Marginality: This is where the economists get really excited. Benefits don’t scale linearly. Sometimes, each additional sale is worth more — for example, if you’re trying to hit a fixed-cost threshold and you haven’t yet reached the breakeven line. Or, each sale is worth less — say, when low-margin items siphon production capacity away from high-margin ones, eating away at profitability per item sold.
This gets especially complex when evaluating sale extensions because, as the sale runs longer, your chances of selling an item at a discount to a customer who would have bought it at full price dramatically increase.

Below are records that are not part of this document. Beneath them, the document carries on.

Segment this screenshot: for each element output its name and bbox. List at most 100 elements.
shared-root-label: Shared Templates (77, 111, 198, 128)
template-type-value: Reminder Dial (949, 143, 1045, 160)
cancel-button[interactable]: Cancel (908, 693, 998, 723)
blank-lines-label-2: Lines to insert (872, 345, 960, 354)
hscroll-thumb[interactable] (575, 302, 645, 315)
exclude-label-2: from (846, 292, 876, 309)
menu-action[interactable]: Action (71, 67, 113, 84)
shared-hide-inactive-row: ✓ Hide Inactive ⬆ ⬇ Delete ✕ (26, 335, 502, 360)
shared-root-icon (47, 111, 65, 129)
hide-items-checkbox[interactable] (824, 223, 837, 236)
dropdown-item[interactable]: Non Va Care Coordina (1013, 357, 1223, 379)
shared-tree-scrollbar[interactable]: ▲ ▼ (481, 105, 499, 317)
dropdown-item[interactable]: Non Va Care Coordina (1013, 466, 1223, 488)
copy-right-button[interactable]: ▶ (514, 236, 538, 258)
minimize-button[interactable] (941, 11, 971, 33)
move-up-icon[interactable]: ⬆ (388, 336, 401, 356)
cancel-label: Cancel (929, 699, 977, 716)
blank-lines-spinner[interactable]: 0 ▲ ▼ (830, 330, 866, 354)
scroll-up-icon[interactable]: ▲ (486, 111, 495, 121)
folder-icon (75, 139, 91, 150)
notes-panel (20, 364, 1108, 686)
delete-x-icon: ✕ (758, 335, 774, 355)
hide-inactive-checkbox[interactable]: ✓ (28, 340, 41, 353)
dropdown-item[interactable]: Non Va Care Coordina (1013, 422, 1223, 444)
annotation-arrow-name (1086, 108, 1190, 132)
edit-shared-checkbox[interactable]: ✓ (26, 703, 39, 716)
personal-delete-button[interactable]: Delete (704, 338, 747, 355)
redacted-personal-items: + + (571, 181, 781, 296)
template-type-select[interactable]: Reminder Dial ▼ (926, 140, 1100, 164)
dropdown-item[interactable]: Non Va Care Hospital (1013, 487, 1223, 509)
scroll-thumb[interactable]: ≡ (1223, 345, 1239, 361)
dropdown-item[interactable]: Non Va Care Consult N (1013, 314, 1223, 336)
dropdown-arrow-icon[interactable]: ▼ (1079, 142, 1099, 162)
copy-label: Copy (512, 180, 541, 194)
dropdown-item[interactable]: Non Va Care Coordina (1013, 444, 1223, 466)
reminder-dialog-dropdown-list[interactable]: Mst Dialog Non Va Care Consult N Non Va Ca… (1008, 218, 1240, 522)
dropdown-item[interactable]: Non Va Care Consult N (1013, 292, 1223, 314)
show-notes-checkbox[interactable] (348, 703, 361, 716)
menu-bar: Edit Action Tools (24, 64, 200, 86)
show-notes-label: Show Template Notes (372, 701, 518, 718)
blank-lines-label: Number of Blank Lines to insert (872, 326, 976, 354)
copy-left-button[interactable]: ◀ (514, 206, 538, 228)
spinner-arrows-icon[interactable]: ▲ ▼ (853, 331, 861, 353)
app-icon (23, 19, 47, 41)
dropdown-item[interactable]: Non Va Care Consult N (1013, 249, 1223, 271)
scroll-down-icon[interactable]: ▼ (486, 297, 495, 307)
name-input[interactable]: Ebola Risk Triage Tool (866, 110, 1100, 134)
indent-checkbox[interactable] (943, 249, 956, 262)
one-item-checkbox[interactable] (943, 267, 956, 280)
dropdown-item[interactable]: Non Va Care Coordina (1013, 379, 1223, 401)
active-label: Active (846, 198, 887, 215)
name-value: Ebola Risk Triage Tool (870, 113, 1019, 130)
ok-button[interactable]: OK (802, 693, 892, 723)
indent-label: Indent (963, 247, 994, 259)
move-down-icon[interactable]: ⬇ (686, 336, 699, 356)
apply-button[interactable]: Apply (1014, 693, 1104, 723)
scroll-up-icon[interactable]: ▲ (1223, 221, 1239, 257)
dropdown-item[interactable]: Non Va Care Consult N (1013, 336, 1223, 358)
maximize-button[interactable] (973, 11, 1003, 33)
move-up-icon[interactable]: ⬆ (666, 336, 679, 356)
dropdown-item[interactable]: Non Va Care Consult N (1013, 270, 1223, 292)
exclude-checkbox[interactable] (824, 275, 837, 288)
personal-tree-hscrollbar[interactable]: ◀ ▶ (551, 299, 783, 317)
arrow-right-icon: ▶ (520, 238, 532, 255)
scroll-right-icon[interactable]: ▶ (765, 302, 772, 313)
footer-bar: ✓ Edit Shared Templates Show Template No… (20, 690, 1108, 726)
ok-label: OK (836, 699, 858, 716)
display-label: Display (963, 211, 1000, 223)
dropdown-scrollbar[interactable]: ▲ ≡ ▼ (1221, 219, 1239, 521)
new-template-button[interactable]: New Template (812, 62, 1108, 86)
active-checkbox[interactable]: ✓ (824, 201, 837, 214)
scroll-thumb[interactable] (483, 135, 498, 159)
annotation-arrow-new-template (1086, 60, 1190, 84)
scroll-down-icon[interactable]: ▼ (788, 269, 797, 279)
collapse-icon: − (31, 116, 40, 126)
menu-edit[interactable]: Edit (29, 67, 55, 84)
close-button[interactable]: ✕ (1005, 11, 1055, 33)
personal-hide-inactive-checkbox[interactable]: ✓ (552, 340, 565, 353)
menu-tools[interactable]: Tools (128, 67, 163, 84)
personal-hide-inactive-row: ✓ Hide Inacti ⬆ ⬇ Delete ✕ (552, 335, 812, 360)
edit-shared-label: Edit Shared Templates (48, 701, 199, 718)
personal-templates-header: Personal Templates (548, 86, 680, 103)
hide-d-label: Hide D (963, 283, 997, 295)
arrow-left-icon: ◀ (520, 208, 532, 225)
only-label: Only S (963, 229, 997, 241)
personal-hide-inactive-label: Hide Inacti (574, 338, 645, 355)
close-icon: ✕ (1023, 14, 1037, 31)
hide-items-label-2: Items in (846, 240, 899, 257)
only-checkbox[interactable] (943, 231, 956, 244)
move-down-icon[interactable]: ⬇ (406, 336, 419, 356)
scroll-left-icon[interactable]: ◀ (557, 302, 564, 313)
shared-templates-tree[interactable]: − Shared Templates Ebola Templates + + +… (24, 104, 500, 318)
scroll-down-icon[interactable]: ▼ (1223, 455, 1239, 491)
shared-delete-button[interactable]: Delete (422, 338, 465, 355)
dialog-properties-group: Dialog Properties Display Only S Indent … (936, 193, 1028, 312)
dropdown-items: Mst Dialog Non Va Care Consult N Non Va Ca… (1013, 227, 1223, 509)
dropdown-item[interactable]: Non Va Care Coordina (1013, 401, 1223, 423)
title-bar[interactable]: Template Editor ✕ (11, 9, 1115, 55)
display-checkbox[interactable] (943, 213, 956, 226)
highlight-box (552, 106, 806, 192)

Think about going to the grocery store to pick up something for dinner and only realizing at checkout that the ground beef you were prepared to pay full price for was actually 25% off that week. That discount becomes a loss to the retailer. When Amazon extended its Prime Day sale from one day to four, it attracted new buyers. However, it also saw a surge in buyers who signed in during day three, simply because they were already planning to buy an item and received a discount.
Time-shifted sales: Imagine planning to purchase a new flash drive. You’ve needed one for a while and are finally ready to order it, but then you hear that Prime Day will be bigger, longer, and more intense this year than ever. You’ll wait until the sale to check out and see what kind of deal you can get. You may even put off the purchase until the last day of the sale, just in case the discounts get steeper.
This timeshifting of consumer behavior results in lower profits per customer and can artificially inflate topline sales while hurting quarterly growth. If everyone holds off on making big purchases in June to make them during Prime Day, Q2 sales will be lower, and Q3 sales may be lower overall.
Pulling Signal From Noise
Amazon believes its plan is paying off. After a trial run with extended Big Savings Days, the platform pressed on ahead with a longer Prime Day(s) event and seemed optimistic about the results in a post-event press release. However, the language in this release emphasizes savings for customers and topline numbers. Despite being a company that generates substantial revenue from data processing, even Amazon may not be sure of the value of the extended event.
The bottom line for retailers: It’s no longer enough to play fast and loose with evaluating the success of discounting strategies and sale events. Investing in data — from architecture and storage to processing and analysis — is critical to making these decisions, especially going forward.
This will become more critical as AI matures and integrates into dynamic pricing models, helping retailers squeeze the most profitability out of every transaction. Sales events are no longer the domain of chief marketing officers; they belong to the CIO now.
So is longer better? Maybe. Amazon seems committed to the approach, and if anyone has the processing power to calculate value, it’s the team behind AWS. But still, the answer isn’t a simple “yes” or “no.”
Pricing is complicated. Different retailers may find other strategies, depending on the outcomes they’re optimizing for. But the only constant is that success requires investment in technology, processes, and expertise to go deep into the data and extract real insight.